Therapeutic drug monitoring (TDM) may be defined as the use of a drug or metabolite monitoring in body fluids as an aid to the management of therapy (the term therapeutic drug management is now also employed as an alternative description) [14]. Since antiquity, physicians have adjusted the dose of drugs according to the characteristics of the individual being treated and the response obtained, and this practice is easiest when the response is readily measurable, either clinically (e.g. in the case of antihypertensive drugs, analgesics or hypnotics) or with an appropriate laboratory marker (e.g. in the case of anticoagulants, hypoglycemic agents or lipid-lowering drugs). Dose adjustment is much more difficult (but no less necessary) when drug response cannot be rapidly assessed clinically (e.g. in the prophylaxis of seizures or mania), or when toxic effects cannot be detected until severe or irreversible (e.g. nephrotoxicity or ototoxicity). Provided that certain basic conditions are satisfied and appropriate analytical methods are available, the plasma concentration of a drug or metabolite may serve as an effective and clinically useful surrogate marker of response in these cases. However, it must be stressed that TDM is not simply the provision of an analytical result but a process that begins with a clinical question and continues by devising a sampling strategy to answer that question, determining one or more drug concentrations using a suitable method and interpreting the results appropriately.

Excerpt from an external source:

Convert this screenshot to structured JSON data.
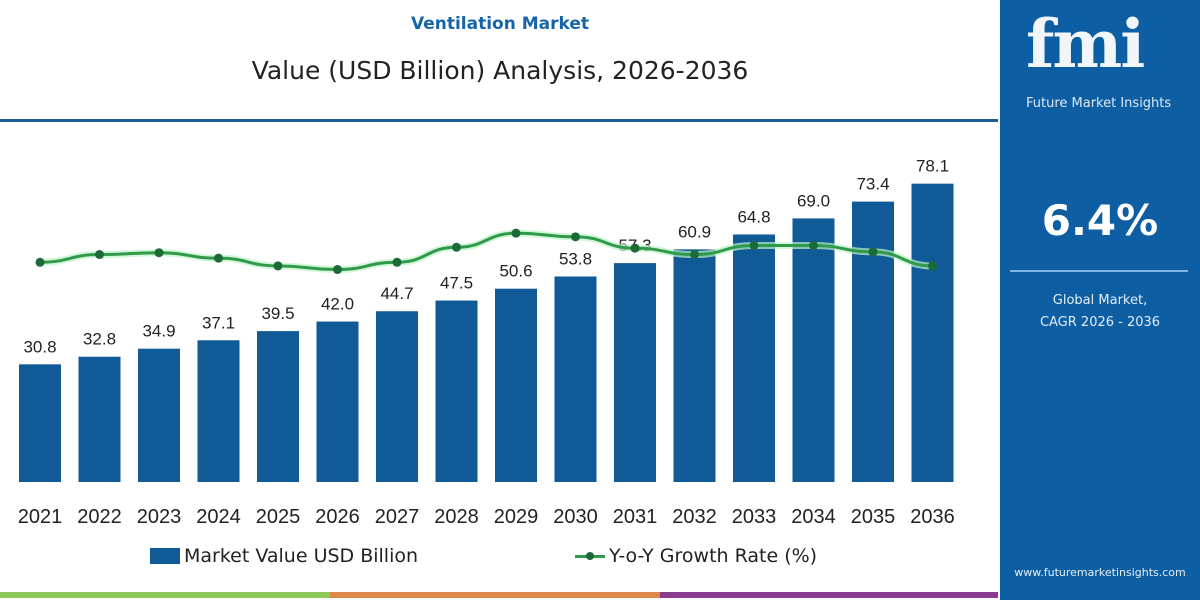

Prescribing is the first step, followed by dispensing and administering the drug, in a multistep process that is successful when the right patient receives the right medication in the right amount at the right time [15]. Because it is multistep and because of the various human factors involved, prescription errors are not uncommon. Errors occur due to poor handwriting, confusion of drugs with similar names, misunderstood abbreviations, inattention, and prescriber ignorance. Furthermore, a notion embedded in all of these potential errors is the assumption that the prescriber actually wrote the correct “thing” on the prescription. As the final point indicates, prescriber ignorance is a cause of medication error.

Conclusion

Modern medicine has done so much to treat many diseases. Taking into account the fact that medical research in technology has never been so intense as it is today, it comes to the conclusion that the development of new technologies has made it possible to detect new mechanisms for developing the disease and their treatment. The availability and use of new drugs represents the crown of scientific research involving a large number of researchers from a wide range of medicine. Each new drug testing project starts with the idea, continues with complex and expensive research and ends with its put on the market. It becomes available in pharmacies and hospitals as well as in other healthcare institutions.